Мать Карлы исчезала в коридоре и, уединившись в своей комнате, погружалась в «мыльную оперу», которую смотрела с выключенным звуком – ей вполне хватало громкости телевизора в гостиной, ведь Карла и Гонсало тоже смотрели сериал, который не слишком‑то их интересовал. Однако негласные правила игры подразумевали: они должны следить за действием фильма, дабы реагировать впопад на замечания матушки, которая через неравные промежутки времени и не слишком часто наведывалась в гостиную поправить цветы в вазе, или сложить салфетки, или сделать что‑то еще, вряд ли требующее срочного вмешательства. Порой она искоса поглядывала в сторону дивана, не столько наблюдая за ними, сколько для того, чтобы они понимали: она может их застукать.

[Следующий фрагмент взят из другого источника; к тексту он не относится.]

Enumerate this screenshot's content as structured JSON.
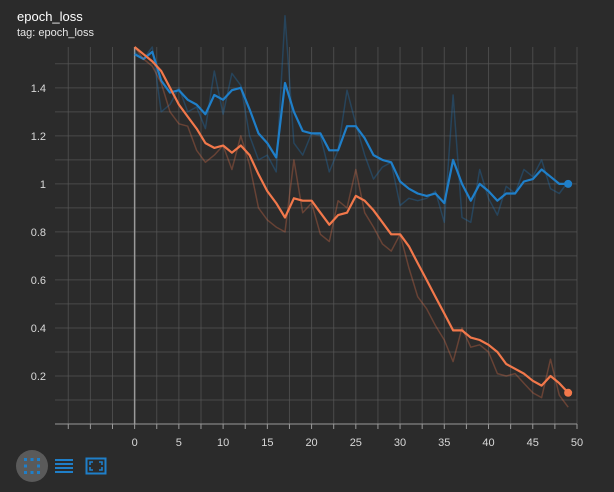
{
  "card": {
    "title": "epoch_loss",
    "subtitle": "tag: epoch_loss"
  },
  "toolbar": {
    "buttons": [
      {
        "name": "fit-domain",
        "icon": "fit-to-data-icon",
        "active": true
      },
      {
        "name": "toggle-y-log",
        "icon": "log-scale-icon",
        "active": false
      },
      {
        "name": "expand",
        "icon": "fullscreen-icon",
        "active": false
      }
    ]
  },
  "colors": {
    "background": "#2b2b2b",
    "grid": "#555555",
    "series_blue": "#1f7fc9",
    "series_orange": "#f2784b"
  },
  "chart_data": {
    "type": "line",
    "xlim": [
      -9,
      50
    ],
    "ylim": [
      0.0,
      1.57
    ],
    "x_ticks": [
      "0",
      "5",
      "10",
      "15",
      "20",
      "25",
      "30",
      "35",
      "40",
      "45",
      "50"
    ],
    "y_ticks": [
      "0.2",
      "0.4",
      "0.6",
      "0.8",
      "1",
      "1.2",
      "1.4"
    ],
    "series": [
      {
        "color": "#1f7fc9",
        "x": [
          0,
          1,
          2,
          3,
          4,
          5,
          6,
          7,
          8,
          9,
          10,
          11,
          12,
          13,
          14,
          15,
          16,
          17,
          18,
          19,
          20,
          21,
          22,
          23,
          24,
          25,
          26,
          27,
          28,
          29,
          30,
          31,
          32,
          33,
          34,
          35,
          36,
          37,
          38,
          39,
          40,
          41,
          42,
          43,
          44,
          45,
          46,
          47,
          48,
          49
        ],
        "y": [
          1.54,
          1.52,
          1.55,
          1.43,
          1.38,
          1.39,
          1.35,
          1.33,
          1.29,
          1.37,
          1.35,
          1.39,
          1.4,
          1.31,
          1.21,
          1.17,
          1.11,
          1.42,
          1.3,
          1.22,
          1.21,
          1.21,
          1.14,
          1.14,
          1.24,
          1.24,
          1.19,
          1.12,
          1.1,
          1.09,
          1.01,
          0.98,
          0.96,
          0.95,
          0.96,
          0.92,
          1.1,
          1.0,
          0.93,
          1.0,
          0.97,
          0.93,
          0.96,
          0.96,
          1.01,
          1.02,
          1.06,
          1.03,
          1.0,
          1.0
        ],
        "raw": [
          1.55,
          1.52,
          1.57,
          1.3,
          1.33,
          1.4,
          1.3,
          1.32,
          1.23,
          1.47,
          1.29,
          1.46,
          1.41,
          1.2,
          1.1,
          1.12,
          1.05,
          1.7,
          1.17,
          1.12,
          1.21,
          1.2,
          1.05,
          1.14,
          1.39,
          1.25,
          1.12,
          1.02,
          1.07,
          1.09,
          0.91,
          0.94,
          0.93,
          0.94,
          0.97,
          0.84,
          1.37,
          0.86,
          0.84,
          1.06,
          0.94,
          0.87,
          0.99,
          0.96,
          1.06,
          1.03,
          1.1,
          0.98,
          0.96,
          1.01
        ]
      },
      {
        "color": "#f2784b",
        "x": [
          0,
          1,
          2,
          3,
          4,
          5,
          6,
          7,
          8,
          9,
          10,
          11,
          12,
          13,
          14,
          15,
          16,
          17,
          18,
          19,
          20,
          21,
          22,
          23,
          24,
          25,
          26,
          27,
          28,
          29,
          30,
          31,
          32,
          33,
          34,
          35,
          36,
          37,
          38,
          39,
          40,
          41,
          42,
          43,
          44,
          45,
          46,
          47,
          48,
          49
        ],
        "y": [
          1.57,
          1.54,
          1.51,
          1.47,
          1.4,
          1.33,
          1.28,
          1.23,
          1.17,
          1.15,
          1.16,
          1.13,
          1.16,
          1.12,
          1.04,
          0.97,
          0.92,
          0.86,
          0.94,
          0.93,
          0.93,
          0.88,
          0.83,
          0.87,
          0.88,
          0.95,
          0.93,
          0.89,
          0.84,
          0.79,
          0.79,
          0.74,
          0.67,
          0.6,
          0.53,
          0.46,
          0.39,
          0.39,
          0.36,
          0.35,
          0.33,
          0.3,
          0.25,
          0.23,
          0.21,
          0.18,
          0.16,
          0.2,
          0.17,
          0.13
        ],
        "raw": [
          1.57,
          1.52,
          1.49,
          1.42,
          1.3,
          1.25,
          1.24,
          1.14,
          1.09,
          1.12,
          1.16,
          1.06,
          1.2,
          1.08,
          0.9,
          0.85,
          0.82,
          0.8,
          1.1,
          0.88,
          0.92,
          0.79,
          0.76,
          0.93,
          0.9,
          1.06,
          0.88,
          0.82,
          0.75,
          0.72,
          0.79,
          0.65,
          0.53,
          0.48,
          0.41,
          0.35,
          0.26,
          0.4,
          0.32,
          0.33,
          0.3,
          0.21,
          0.2,
          0.21,
          0.17,
          0.13,
          0.11,
          0.27,
          0.12,
          0.07
        ]
      }
    ]
  }
}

Мать роняла фразы типа «она, бедненькая, так искала его» или «этот тип почти рехнулся». И тогда испуганные Карла и Гонсало, будучи почти нагишом, дуэтом отвечали «понятное дело» или «видно, она в него втрескалась».
Внушающий страх старший брат Карлы, который не играл в регби, но благодаря своему росту и манерам вполне мог бы войти в национальную сборную по этому виду спорта, обычно возвращался домой после полуночи. Случалось, иногда он являлся и раньше, но тогда запирался в своей комнате, чтобы поиграть в Double Dragon. Впрочем, и в этом случае сохранялся риск, что брат спустится вниз за бутербродом с колбасой или за стаканом колы. К счастью, в таких случаях Карле и Гонсало чудесным образом помогала лестница, особенно вторая, предпоследняя ступенька. С момента, когда они слышали громкий скрип, до появления старшего брата в гостиной проходило шесть секунд – вполне достаточно, чтобы расположиться под пончо так, словно они два невинных незнакомца, спасающихся от холода благодаря внезапному проявлению взаимопомощи.
Каждый раз футуристическая музыкальная заставка программы новостей оповещала о завершении очередного дня. И следом парочка страстно прощалась во дворике, что иногда совпадало с прибытием отца Карлы, который включал дальний свет и газовал двигателем своей «Тойоты» вместо приветствия или угрозы.
Когда он бывал в настроении, то добавлял, удивленно подняв брови:
– Ваше жениховство что‑то затянулось.
Поездка по маршруту с улицы Ла‑Рейна до площади Майпу́ занимала более часа, который Гонсало посвящал чтению, хотя слабый свет плафонов в автобусе затруднял это занятие, и потому иногда приходилось довольствоваться беглым взглядом на стихотворение, воспользовавшись остановкой в каком‑нибудь освещенном месте улицы. Каждую ночь родители ругали его за слишком позднее возвращение домой, и всякий раз Гонсало божился, вовсе не собираясь сдержать слово, что отныне будет приходить пораньше. Засыпая, он думал о Карле, а когда не мог уснуть, как случалось нередко, мастурбировал с мыслью о ней.